Frozen in Time As Innocent Victims
On a recent vacation trip to Hawaii, the wife and I decided to take a tour of Pearl Harbor. Before boarding the Navy vessel that takes you out to the USS Arizona site, we were reminded that there are over 900 men entombed in that ship still, almost all of whom died in their late teens and early twenties, and that we should act respectfully.
While I am more than a little disappointed that reminder was necessary, and I’m sure it is, I was also reminded of something that is true of anyone who dies young, including child abuse victims. They are always remembered as victims, and honored as such. They didn’t live long enough to do something that would alter that.

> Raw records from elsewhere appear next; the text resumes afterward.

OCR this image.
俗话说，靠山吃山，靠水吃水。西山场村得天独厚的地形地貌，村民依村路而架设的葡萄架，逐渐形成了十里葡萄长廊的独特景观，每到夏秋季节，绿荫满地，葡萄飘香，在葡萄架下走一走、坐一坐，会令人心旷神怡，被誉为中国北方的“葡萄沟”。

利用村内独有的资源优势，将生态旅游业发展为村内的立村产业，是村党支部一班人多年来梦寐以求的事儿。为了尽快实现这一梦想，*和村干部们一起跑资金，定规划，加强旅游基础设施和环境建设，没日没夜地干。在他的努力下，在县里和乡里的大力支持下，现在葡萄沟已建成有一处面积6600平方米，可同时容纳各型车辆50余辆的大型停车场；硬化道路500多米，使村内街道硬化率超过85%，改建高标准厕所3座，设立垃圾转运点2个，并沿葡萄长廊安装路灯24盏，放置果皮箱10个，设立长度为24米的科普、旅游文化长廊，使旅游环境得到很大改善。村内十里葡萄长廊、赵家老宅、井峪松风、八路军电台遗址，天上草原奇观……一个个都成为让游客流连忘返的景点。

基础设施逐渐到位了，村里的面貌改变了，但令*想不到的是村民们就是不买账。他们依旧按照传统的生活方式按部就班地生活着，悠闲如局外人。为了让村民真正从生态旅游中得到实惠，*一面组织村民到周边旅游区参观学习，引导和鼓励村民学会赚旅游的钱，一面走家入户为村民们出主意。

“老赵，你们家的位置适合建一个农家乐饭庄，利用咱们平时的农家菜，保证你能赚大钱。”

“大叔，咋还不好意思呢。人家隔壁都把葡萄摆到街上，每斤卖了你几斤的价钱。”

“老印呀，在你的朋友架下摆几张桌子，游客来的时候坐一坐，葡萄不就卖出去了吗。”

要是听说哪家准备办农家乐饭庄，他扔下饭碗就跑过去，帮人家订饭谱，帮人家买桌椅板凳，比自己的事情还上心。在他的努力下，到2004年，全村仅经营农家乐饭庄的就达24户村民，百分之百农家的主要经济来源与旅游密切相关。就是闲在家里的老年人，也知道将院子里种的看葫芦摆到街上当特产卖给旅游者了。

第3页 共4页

This ties in very much with something I recently shared on the News and Reviews site as well. In the linked article, the author discusses the idea that the photos that we see in stories about child abuse are always of young, innocent, victims. They are frozen in that time of childhood. Just like the men of the Arizona, if they were killed as children, that is all we have to remember them by, but if they survive, sometimes things don’t always stay that way.

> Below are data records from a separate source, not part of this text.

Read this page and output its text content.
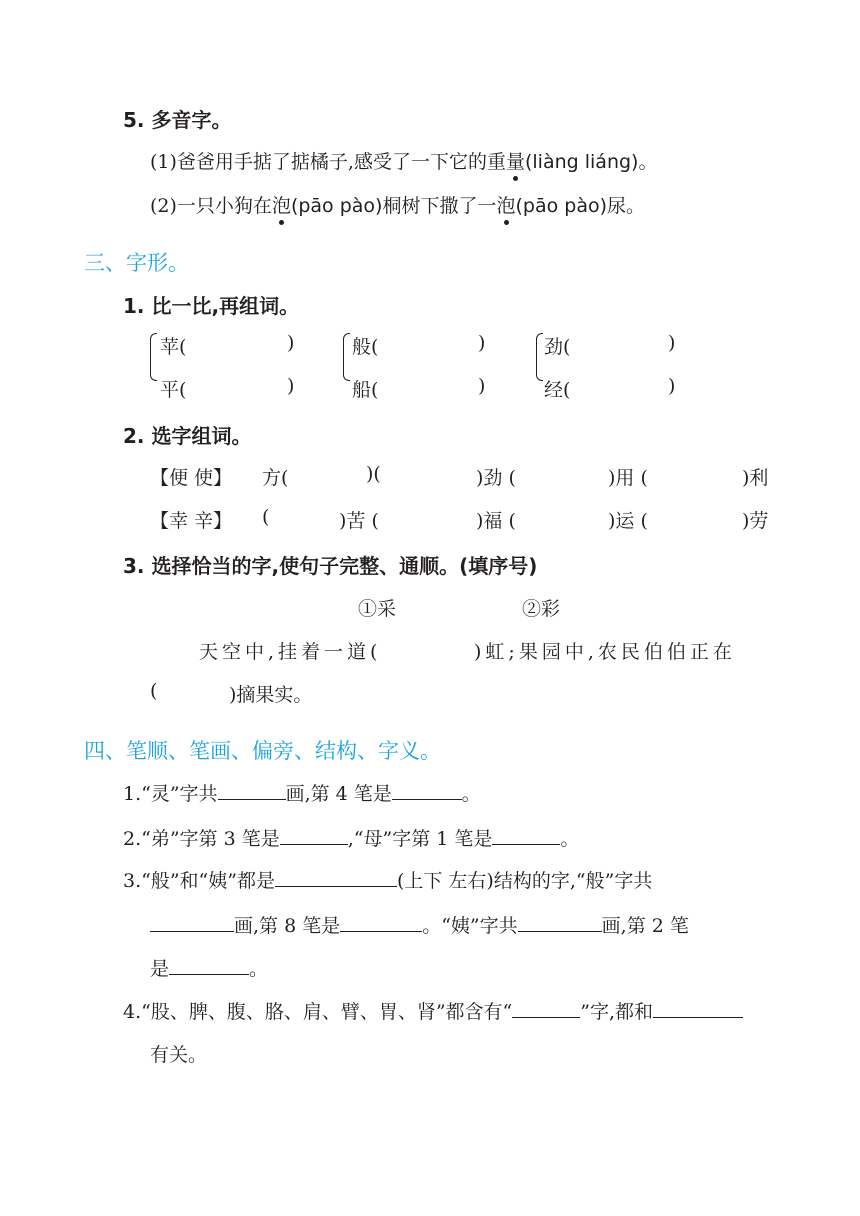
5. 多音字。
(1)爸爸用手掂了掂橘子,感受了一下它的重量(liàng liáng)。
(2)一只小狗在泡(pāo pào)桐树下撒了一泡(pāo pào)尿。
三、字形。
1. 比一比,再组词。
苹(	)
平(	)
般(	)
船(	)
劲(	)
经(	)
2. 选字组词。
【便 使】 方(	)(	)劲 (	)用 (	)利
【幸 辛】 (	)苦 (	)福 (	)运 (	)劳
3. 选择恰当的字,使句子完整、通顺。(填序号)
①采	②彩
天空中,挂着一道(	)虹;果园中,农民伯伯正在
(	)摘果实。
四、笔顺、笔画、偏旁、结构、字义。
1.“灵”字共	画,第 4 笔是	。
2.“弟”字第 3 笔是	,“母”字第 1 笔是	。
3.“般”和“姨”都是	(上下 左右)结构的字,“般”字共
画,第 8 笔是	。“姨”字共	画,第 2 笔
是	。
4.“股、脾、腹、胳、肩、臂、胃、肾”都含有“	”字,都和
有关。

Think of the survivors of Pearl Harbor. Many of them went on to do heroic things during the War, but I’m sure some others simply went on to become crappy husbands, fathers, or just mean people. Some of them may have been racist, others may have had issues with alcoholism or any number of negative outcomes.
We probably don’t “remember” them as fondly as we do the ones who died on Dec 7, 1941. The truth is, that the ones who survive are likely to suffer from PTSD, and/or other mental health issues, and those issues don’t always look so pretty. The same is true of abuse survivors. Those innocent children we see in the photos may very well grow up to be troubled teenagers, or adults with mental health issues and lacking in social skills. We might well have been a little preoccupied with simply surviving childhood instead of developing at the same rate as other children, so as adults, we may not come across as well.
The truth is, that a dead child is a dead child, and always will be. That is sad, and no one needs to be told to feel sadness about that. I don’t believe there is anything more tragic than young lives taken away. The harder thing for us, as a society, is to see that trauma play out in grownups and still feel the same sympathy. There’s something about having to be faced with what may be negative personality traits and still remembering that it’s the trauma, that the innocent child survivor does not magically get better when they become an adult. They may still be learning and healing. That’s not always a sympathetic picture. But they still deserve our sympathy and support as they heal.
That’s not to say that survivors get a free pass to behave badly. Clearly, once we become adults, we are responsible for how we choose to react to our situation, and for our own healing. But, a little grace could go a long way here. An adult survivor struggling and going through the healing process might not look as sympathetic as the child in those articles, but they need support and encouragement just as much.